Listen Up Philip cinematographer Williams, who is vehemently against video, also challenges the notion that low-budget indies can’t afford to shoot on film:
“The amount of time and energy and resources that are spent to make video look good add up enormously,” Wiliams says. “Both in the shooting and in the post. You can roll film and it looks like a movie right away. And the technology of film now is so incredible. The Vision 3 stock is ridiculously flexible.”
To Williams point, Swanberg adds that at a certain budget level, video isn’t any cheaper once the cost of media management — high-definition video takes up a tremendous amount of hard drive space, while video dailies from 16 mm are significantly smaller — and extremely high-priced video-camera rentals are factored into the bottom line.
That said, these indie filmmakers are not kidding themselves as to what direction things are headed for film.
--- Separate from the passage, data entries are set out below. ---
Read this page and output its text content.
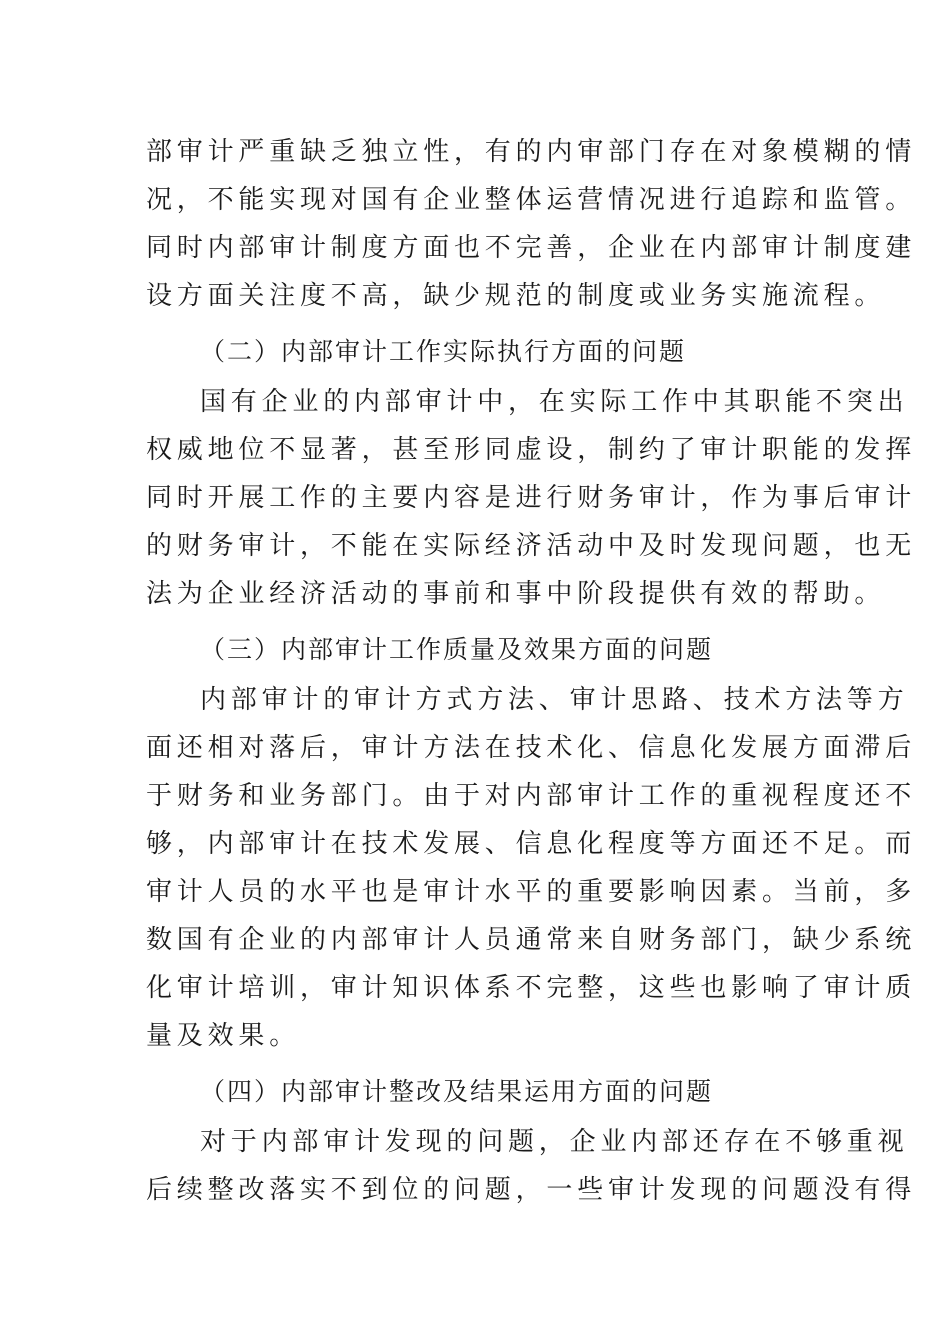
部审计严重缺乏独立性，有的内审部门存在对象模糊的情
况，不能实现对国有企业整体运营情况进行追踪和监管。
同时内部审计制度方面也不完善，企业在内部审计制度建
设方面关注度不高，缺少规范的制度或业务实施流程。
（二）内部审计工作实际执行方面的问题
国有企业的内部审计中，在实际工作中其职能不突出
权威地位不显著，甚至形同虚设，制约了审计职能的发挥
同时开展工作的主要内容是进行财务审计，作为事后审计
的财务审计，不能在实际经济活动中及时发现问题，也无
法为企业经济活动的事前和事中阶段提供有效的帮助。
（三）内部审计工作质量及效果方面的问题
内部审计的审计方式方法、审计思路、技术方法等方
面还相对落后，审计方法在技术化、信息化发展方面滞后
于财务和业务部门。由于对内部审计工作的重视程度还不
够，内部审计在技术发展、信息化程度等方面还不足。而
审计人员的水平也是审计水平的重要影响因素。当前，多
数国有企业的内部审计人员通常来自财务部门，缺少系统
化审计培训，审计知识体系不完整，这些也影响了审计质
量及效果。
（四）内部审计整改及结果运用方面的问题
对于内部审计发现的问题，企业内部还存在不够重视
后续整改落实不到位的问题，一些审计发现的问题没有得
Swanberg’s initial motivation to shoot on film was that he felt the clock was ticking if he was ever going to return to his film school roots and shoot on 16 mm. For Williams, the end of film is inevitable, but he refuses to go down with the ship:
“If I gave up on what it means to shoot film, then I am a part of the problem and a part of the generation of a–holes that sent film up the river — the baby boomers and nerds that wanted to make their lives easier at the cost of the heart and glory of cinema. It’s too late in any case. Now there is only one lab in NYC! The labs will eventually close. The closet in NYC that is the Kodak office will be cleaned out. It’s tragic. And most filmmakers adding to the pile of garbage won’t miss celluloid one bit.”
CORRECTION: An earlier version of this story incorrectly stated that “virtually every blockbuster not shot by Christopher Nolan” was shot digitally. While an increasing majority of tent pole films are being shot digitally, there are films like The Amazing Spider Man 2 and JJ Abrams’ Star Trek reboots which were shot on 35mm film.
The Story also stated Martin Scorsese had made the switch to digital filmmaking when he made Hugo. This is only partially correct. As the filmmaker recently explained to ASC, he went into production on The Wolf of Wall Street intending to shoot 100% digital, but ended up deciding upon a “hybrid” approach, where portions of the film were shot in 35mm.